The next morning, Inness arranged for us to visit the Domaine St. Diego vineyard, which is conveniently located across the road. We were welcomed by Maria, the vintner’s daughter, who strolled with us between the vines, explaining how the industry started when “people come, and they are bringing their favorite vine.” In particular, two waves of Italian migrants came to rebuild Mendoza after two catastrophic earthquakes.
We were shown how to tell the leaves of a Malbec vine from a Cabernet; instructed on the effect of sun exposure, skin thickness, pruning; told how “grapes are like people”—you have to wait many years for them to “develop their personality.”
We were told about the local municipality’s strict attitude on water management. Reliant on snow-melt rather than rainfall for irrigation, there are canals crisscrossing the whole valley. The canals are controlled by sluice gates that only the municipality can open (or not, if you don’t pay your water tax.)
Finally, we were ready for the tasting in an elegant sun room, set as if for a refined dinner. But before the wine, there was a sampling of olive oil produced from the olive trees scattered among the vines. “First pressing, or virgin oil is no so important,” Maria explained. “You are looking to the acid is important.” Less that 0.8 percent is acceptable. The good stuff is 0.5 to 0.3, she said.
Then, to the wine: a sparkling Chardonnay, a Cabernet Frank and deep purple, oily Malbec.
Feeling like Miles in the movie “Sideways,” we rolled the wine to assess its viscosity. We sampled its bouquet (or “nose”) with ours. We sipped and gargled—and tried to convince ourselves we could taste the vanilla, the caramel, the marmalade, the coconut—all those unlikely flavors wine aficionados always claim.
My unsophisticated palate preferred the sparkling white Chardonnay. Even the Cabernet Frank was a little too much tannin, let alone the Malbec—but Olly was in clover.
By late morning, as we prepared to walk back, we were, if not three sheets to the wind, at least comfortably mellow. Still, Olly insisted on poking his nose into the manufacturing side of the operation, where massive wine containers are decorated with a “Sgt. Pepper” Beatles motif.
Our other wine experience was a bike tour with Wine and Ride, on Los Caminos Del Vino (“the wine road”), which turned out to be tree-lined but pot-holed roads between fields of vines.

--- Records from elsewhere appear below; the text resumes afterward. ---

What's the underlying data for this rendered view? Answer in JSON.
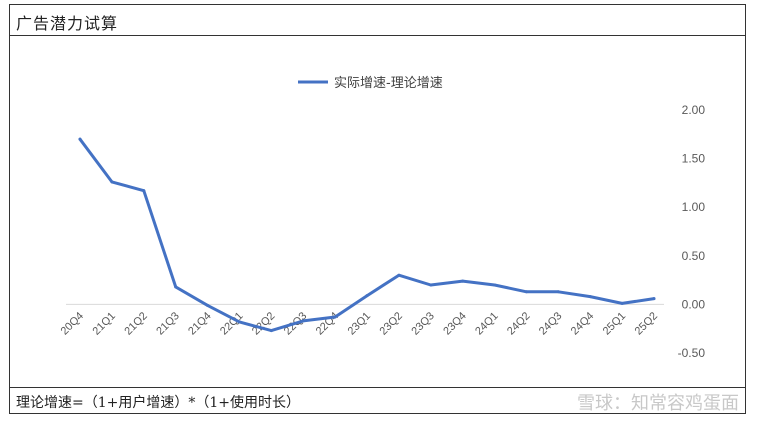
{
  "header": {
    "title": "广告潜力试算"
  },
  "footer": {
    "formula": "理论增速=（1+用户增速）*（1+使用时长）",
    "watermark": "雪球：知常容鸡蛋面"
  },
  "colors": {
    "line": "#4472C4",
    "axis": "#d9d9d9",
    "label": "#595959"
  },
  "chart_data": {
    "type": "line",
    "title": "",
    "xlabel": "",
    "ylabel": "",
    "legend_position": "top-center",
    "categories": [
      "20Q4",
      "21Q1",
      "21Q2",
      "21Q3",
      "21Q4",
      "22Q1",
      "22Q2",
      "22Q3",
      "22Q4",
      "23Q1",
      "23Q2",
      "23Q3",
      "23Q4",
      "24Q1",
      "24Q2",
      "24Q3",
      "24Q4",
      "25Q1",
      "25Q2"
    ],
    "series": [
      {
        "name": "实际增速-理论增速",
        "values": [
          1.7,
          1.26,
          1.17,
          0.18,
          -0.01,
          -0.18,
          -0.27,
          -0.17,
          -0.13,
          0.09,
          0.3,
          0.2,
          0.24,
          0.2,
          0.13,
          0.13,
          0.08,
          0.01,
          0.06
        ]
      }
    ],
    "ylim": [
      -0.5,
      2.0
    ],
    "yticks": [
      "2.00",
      "1.50",
      "1.00",
      "0.50",
      "0.00",
      "-0.50"
    ],
    "ytick_values": [
      2.0,
      1.5,
      1.0,
      0.5,
      0.0,
      -0.5
    ],
    "grid": false
  }
}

First stop was the very opulent vineyard of Bodega Trivento. We sat in an elegant, air-conditioned lobby and sampled the same kind of selection—which again convinced me I am not a fan of old world-style wine with all that tongue-furring tannin.

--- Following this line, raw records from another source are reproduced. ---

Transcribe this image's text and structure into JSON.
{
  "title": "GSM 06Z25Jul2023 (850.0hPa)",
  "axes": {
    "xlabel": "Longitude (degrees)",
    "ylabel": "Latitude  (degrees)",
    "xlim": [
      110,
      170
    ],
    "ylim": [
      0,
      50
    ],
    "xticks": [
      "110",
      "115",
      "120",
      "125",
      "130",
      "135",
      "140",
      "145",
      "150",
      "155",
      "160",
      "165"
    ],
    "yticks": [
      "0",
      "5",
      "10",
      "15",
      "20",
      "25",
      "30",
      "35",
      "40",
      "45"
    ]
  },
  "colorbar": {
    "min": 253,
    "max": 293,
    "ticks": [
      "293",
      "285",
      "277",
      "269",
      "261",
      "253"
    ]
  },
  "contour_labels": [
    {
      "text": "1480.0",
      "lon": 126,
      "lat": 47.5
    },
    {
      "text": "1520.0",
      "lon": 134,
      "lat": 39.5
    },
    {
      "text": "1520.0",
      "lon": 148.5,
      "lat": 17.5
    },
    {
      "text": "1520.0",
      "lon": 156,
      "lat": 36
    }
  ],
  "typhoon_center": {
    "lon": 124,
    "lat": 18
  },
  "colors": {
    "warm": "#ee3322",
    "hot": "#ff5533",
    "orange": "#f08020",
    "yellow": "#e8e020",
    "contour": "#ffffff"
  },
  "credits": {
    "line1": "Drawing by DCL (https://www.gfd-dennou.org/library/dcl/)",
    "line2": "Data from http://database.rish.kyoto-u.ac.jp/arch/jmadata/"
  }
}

Then, another olive oil tasting, but this time after a tour of the factory with its presses and holding tanks. We learned the best oil is not filtered, rather siphoned off the top of the container, and stored in brown glass bottles.

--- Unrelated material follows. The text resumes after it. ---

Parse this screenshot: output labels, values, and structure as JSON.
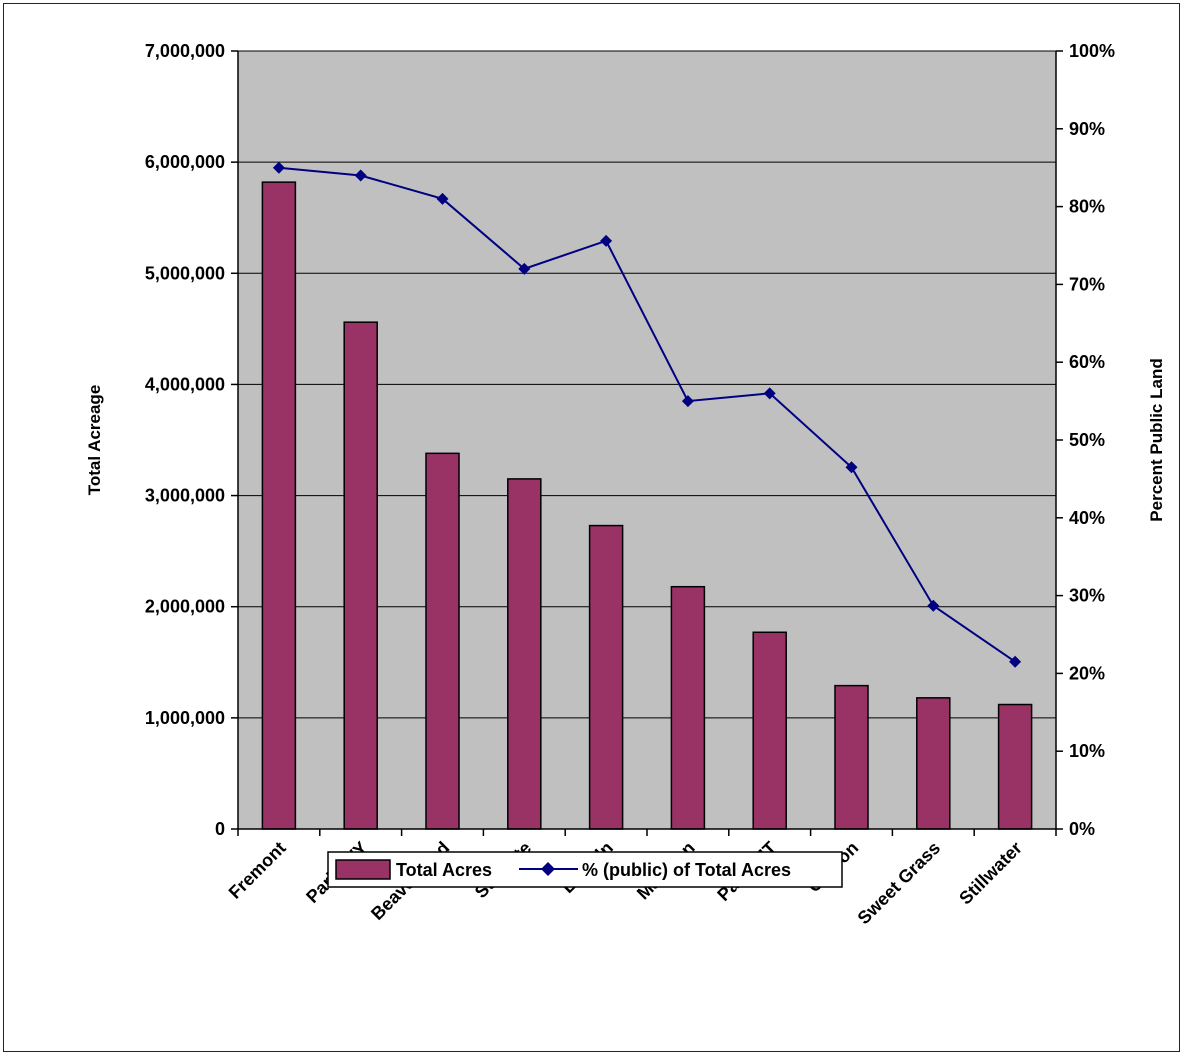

Lunch was in a shaded courtyard, but the heat persuaded us more biking would just be “whine and ride” and we gratefully allowed our bikes to be transported and us to be driven back to Inness’ compound.
We left wine country for two days of souvenir shopping, and seeing more sites back in Buenos Aires, notably the vibrant, if very commercialized, artist quarter of La Boca. Then, I was headed back to Virginia, while Angie and Olly swanned on, by ferry across the Río de la Plata to Colonia in Uruguay.
We were all reluctant to leave Argentina, a country with so many exotic landscapes and venues.
Dr. Patrick Neustatter of Caroline County is the author of “Managing Your Doctor: The Smart Patient’s Guide to Getting Effective Affordable Healthcare.”